In this study, depression severity in patients groups was higher than health control group. There may be deeply related with the disease of MDD itself. However, our results suggested that the depression severity was not significantly different between two patients groups, which is consistent with the another study of brain structures in suicidal and nonsuicidal female patients with MDD [
24]. In our study, we reported that changes in amygdala–precuneus/cuneus rsFC in female patients with first-episode MDD with suicidal ideation were different from female patients with first-episode MDD without suicidal ideation and HC group. However, there were not significant differences in amygdala–precuneus/cuneus rsFC between patients with first-episode MDD without suicidal ideation and the HC group. These findings also suggest that the mechanism underlying suicidal ideation may be related to an abnormality in amygdala–precuneus/cuneus neural circuitry in female patients with first-episode MDD.
Interestingly, two key brain regions underlying suicidal ideation, the amygdala and precuneus, have been strongly implicated in female patients with first-episode MDD. As stated in preface, the amygdala may be a brain region related to the mechanisms of suicidal behavior with MDD. The previous study reported that impulsivity in patients with MDD with a history of suicide attempts was associated with an altered paralimbic (precuneus) encoding of value differences during intertemporal choice [
9]. A study of the structural brain found that, among suicide attempters with psychotic disorders, a history of high-lethality attempts was associated with significantly smaller volumes of gray matter in the right cuneus [
39]. Studies of fMRI showed that past suicidal behavior in people with the early course psychotic MDD was associated with lower activity in midline parietal regions, including the cuneus and precuneus, when performing cognitive control tasks [
40], and the correlation between BOLD signal and relief was greater in nonsuicidal, self-injury patients in areas associated with reward or pain and addiction, including the anterior precuneus [
41]. Why precuneus/cuneus may be related to suicide due to its own functions. The previous fMRI studies showed that the precuneus may be related significantly to emotion processing [
42‐
45]. For example, one study of neural correlates of intentional and incidental self-processing suggested that self-processing involves distinct processes and can occur in areas, including the left precuneus, previously implicated in self-awareness [
42]. The same regions including the precuneus constitute a functional network of reflective self-awareness that is thought to be a core function of consciousness [
43]. The precuneus is associated with mentalizing, self-reference, and autobiographic information [
44]. A review of the precuneus functional anatomy and behavioral correlates showed that recent functional imaging findings in healthy subjects suggest a central role for the precuneus in a wide spectrum of highly integrated tasks, including visuospatial imagery, episodic memory retrieval, and self-processing operations—namely, first-person perspective taking and an experience of agency [
45]. Therefore, we hypothesize that the precuneus/cuneus may be also associated with the patients with MDD with suicidal behavior.

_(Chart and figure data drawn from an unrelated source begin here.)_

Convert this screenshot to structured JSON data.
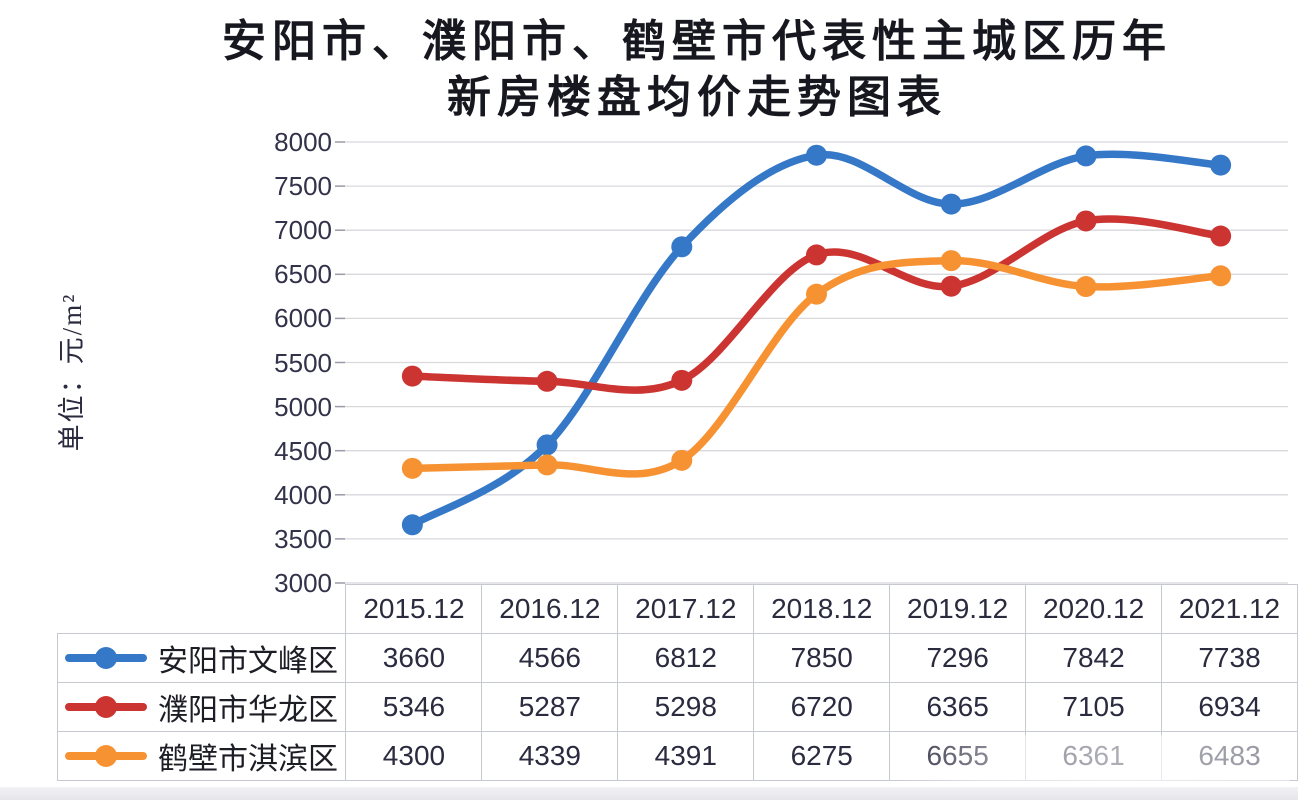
{
  "page": {
    "title_line1": "安阳市、濮阳市、鹤壁市代表性主城区历年",
    "title_line2": "新房楼盘均价走势图表"
  },
  "chart_data": {
    "type": "line",
    "title": "安阳市、濮阳市、鹤壁市代表性主城区历年新房楼盘均价走势图表",
    "ylabel": "单位：元/m²",
    "xlabel": "",
    "categories": [
      "2015.12",
      "2016.12",
      "2017.12",
      "2018.12",
      "2019.12",
      "2020.12",
      "2021.12"
    ],
    "series": [
      {
        "name": "安阳市文峰区",
        "color": "#3578C8",
        "values": [
          3660,
          4566,
          6812,
          7850,
          7296,
          7842,
          7738
        ]
      },
      {
        "name": "濮阳市华龙区",
        "color": "#CB3431",
        "values": [
          5346,
          5287,
          5298,
          6720,
          6365,
          7105,
          6934
        ]
      },
      {
        "name": "鹤壁市淇滨区",
        "color": "#F79233",
        "values": [
          4300,
          4339,
          4391,
          6275,
          6655,
          6361,
          6483
        ]
      }
    ],
    "ylim": [
      3000,
      8000
    ],
    "ytick_step": 500,
    "y_tick_labels": [
      "3000",
      "3500",
      "4000",
      "4500",
      "5000",
      "5500",
      "6000",
      "6500",
      "7000",
      "7500",
      "8000"
    ],
    "grid": true,
    "smooth_lines": true,
    "markers": "circle",
    "legend_position": "data-table-left-column",
    "gridline_color": "#d8d8dd",
    "tick_color": "#9a9aa8",
    "axis_text_color": "#32324a"
  }
}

The circuit of the amygdala–precuneus has been highlighted in MDD, because a recent study reported that adolescents with MDD had positive rsFC between the amygdala and precuneus in contrast to healthy adolescents who showed negative rsFC in this circuit [
28], whether this circuit is related to suicide is unclear in this study. From the above studies, those findings do confirm our results that an abnormality in the neural circuitry of the amygdala–precuneus/cuneus may be an important mechanism in suicidal ideation in patients with first-episode MDD. We speculated that the functional connectivity between the amygdala and precuneus could be very important to MDD with suicidal behavior. Thus far, no detailed studies of gender differences have been conducted in amygdala–precuneus/cuneus functional connectivity in MDD with suicidal behavior. Therefore, our results need to be proved by future research. The present study provided evidence that the abnormalities in amygdala–precuneus/cuneus functional connectivity might present the trait feature for female in MDD with suicidal ideation. Moreover, they may indicate potential differentiating markers may improve the early prevention in female in MDD with suicidal ideation. In addition, the clinicians could treat patients in MDD with suicidal ideation using physical therapy-related brain regions. The first limitation in this study is that the assessments of Axis I disorders were performed according to the DSM-IV, not the DSM-V, which could affect the accuracy of the diagnoses. Then, we only investigated the abnormalities of neural circuitry in females with MDD, and did not study males with MDD. Another limitation is the small sample size of the MDD with suicidal ideation group.